While the Senate voted, House GOP leaders mulled whether to tie a one-year delay of Obamacare’s individual mandate to the continuing resolution, after already having considered attaching such a measure to the debt limit bill.

But Senate Democrats seem likely to reject that gambit — and the White House has threatened a veto to boot. Democrats are also reluctant to move a one-week stopgap measure if House Republicans cannot present a viable endgame, fearing that all a maneuver like that would do is delay by a week the same uncertainty lawmakers face now.

“The best way for the House to avoid a shutdown will be to pass the bill we send back,” one Senate Democratic aide said.

A House GOP aide said a one-week CR is unlikely at this point.

The Senate is currently considering the House-passed stopgap spending bill, and it’s likely that Democrats will succeed this week in scrubbing language that would defund Obamacare.

House Republicans put that language in the CR to secure votes from the far-right wing of their conference. Should it come back to the House without Obamacare defunding language, Speaker John A. Boehner, R-Ohio, and his lieutenants will be forced to come up with a new plan to push the bill over the chamber’s finish line.

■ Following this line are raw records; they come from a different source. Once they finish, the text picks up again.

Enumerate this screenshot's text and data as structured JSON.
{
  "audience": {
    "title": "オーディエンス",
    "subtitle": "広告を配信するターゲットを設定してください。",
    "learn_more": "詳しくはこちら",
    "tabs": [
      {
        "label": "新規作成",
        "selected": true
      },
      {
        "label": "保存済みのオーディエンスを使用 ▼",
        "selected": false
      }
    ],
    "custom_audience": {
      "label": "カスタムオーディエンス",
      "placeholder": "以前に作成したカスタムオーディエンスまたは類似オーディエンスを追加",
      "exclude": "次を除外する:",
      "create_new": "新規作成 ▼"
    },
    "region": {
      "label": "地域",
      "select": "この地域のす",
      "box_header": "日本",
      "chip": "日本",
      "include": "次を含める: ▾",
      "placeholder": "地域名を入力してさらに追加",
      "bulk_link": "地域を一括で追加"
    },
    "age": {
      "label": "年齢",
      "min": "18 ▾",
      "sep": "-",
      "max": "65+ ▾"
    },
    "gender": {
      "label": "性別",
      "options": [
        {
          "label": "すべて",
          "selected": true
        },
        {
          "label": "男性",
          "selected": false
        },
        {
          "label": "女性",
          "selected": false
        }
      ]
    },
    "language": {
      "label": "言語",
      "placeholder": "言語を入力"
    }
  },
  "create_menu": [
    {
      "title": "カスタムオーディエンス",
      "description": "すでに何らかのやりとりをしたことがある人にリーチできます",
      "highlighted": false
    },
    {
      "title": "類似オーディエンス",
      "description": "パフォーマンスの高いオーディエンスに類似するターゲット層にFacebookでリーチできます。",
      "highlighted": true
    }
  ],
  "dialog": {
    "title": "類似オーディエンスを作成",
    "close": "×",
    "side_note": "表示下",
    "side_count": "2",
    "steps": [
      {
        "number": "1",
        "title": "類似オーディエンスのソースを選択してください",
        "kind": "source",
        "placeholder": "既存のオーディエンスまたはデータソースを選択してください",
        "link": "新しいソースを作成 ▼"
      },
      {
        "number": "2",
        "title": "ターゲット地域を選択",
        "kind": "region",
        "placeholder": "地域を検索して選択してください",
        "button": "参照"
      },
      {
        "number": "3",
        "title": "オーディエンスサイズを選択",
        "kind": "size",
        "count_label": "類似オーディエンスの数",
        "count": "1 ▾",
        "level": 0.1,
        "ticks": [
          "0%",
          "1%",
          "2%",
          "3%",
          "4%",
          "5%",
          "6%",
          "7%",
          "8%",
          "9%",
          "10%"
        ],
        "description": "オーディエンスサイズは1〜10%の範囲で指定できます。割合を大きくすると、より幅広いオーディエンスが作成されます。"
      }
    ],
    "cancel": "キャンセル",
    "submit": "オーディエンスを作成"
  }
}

Leaders had been considering appending that language to their debt limit bill so they could assure members they would continue their fight against the health care law while also avoiding blame for a shutdown, which they have told the rank and file would fall on them. The catch, sources say, is that some House GOP members never will be convinced that President Barack Obama will not ultimately get blamed by their constituents. And many still want more immediate action on the health care law, despite the political reality that the House GOP’s 41 attempts to defund or repeal the law have not done either of those things. One idea pitting political points against their own paychecks would be to attach an amendment by Sen. David Vitter, R-La., blocking health subsidies for members of Congress, their staff and political appointees in the Obamacare exchanges.

And if they can’t find the votes on their own team, House Republicans could pursue another option: negotiate with Democrats.

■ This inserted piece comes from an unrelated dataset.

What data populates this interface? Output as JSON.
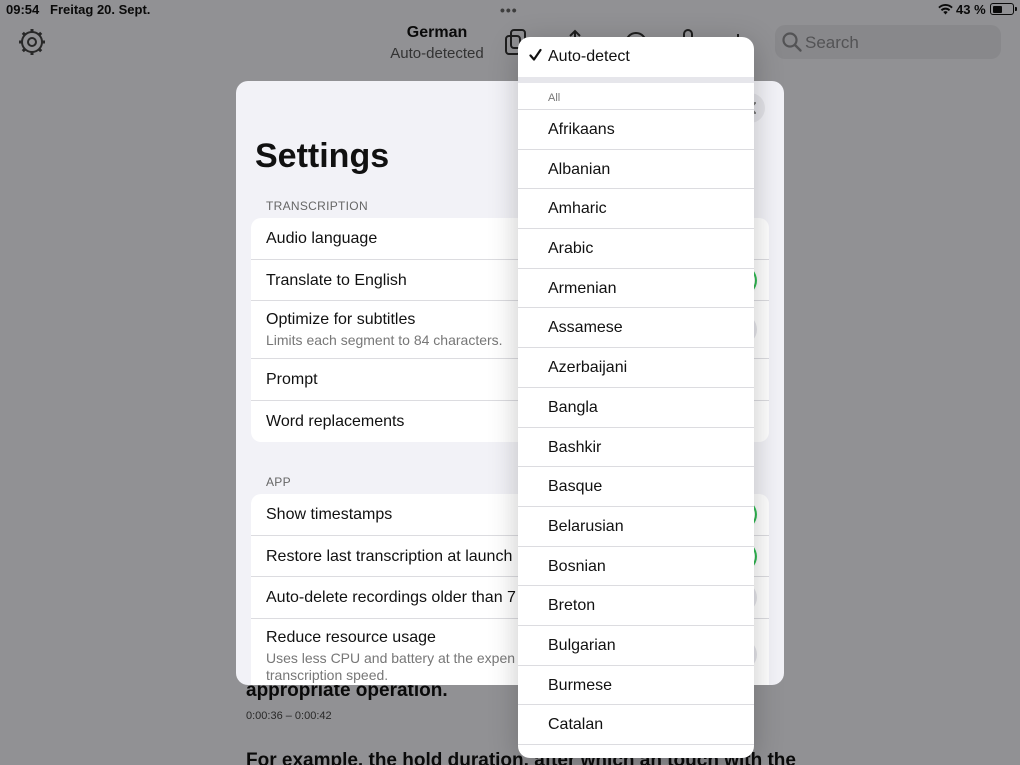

Many House Democrats think the CR spending level of $986 billion is too low and that it should replace the automatic spending cuts known as the sequester. If Boehner decides that securing Democratic votes is the only way to avert a shutdown for which the GOP might be blamed, he might have to agree to some changes to that level that could, in turn, alienate his own Republican base.

Fiscal conservatives in the Senate already are frustrated that the levels are too high and that Cruz shifted the debate away from spending cuts to rolling back the health care law.

“There’s a big story that hasn’t been told to the thousands and thousands of people from Oklahoma that have called my office. They haven’t been given informed consent. They’ve been sold a bill of goods,” Sen. Tom Coburn, R-Okla., lamented Wednesday about Republicans shirking their responsibility to discuss deficit reduction. “And when I have young interns and young staff in my office taking significant calls from people who’ve been misled, there’s no way you’re going to talk them out of a position that outside interest groups and a very few small number of people inside the Senate have planted.”

House Democrats, meanwhile, are waiting out Republicans’ next move. Another Obamacare delay by House Republicans would make it easy for most of them to vote “no” — voting against a “clean” bill that the Senate has endorsed could leave those Democrats vulnerable to criticism that they were the ones responsible for a shutdown.

Niels Lesniewski contributed to this report.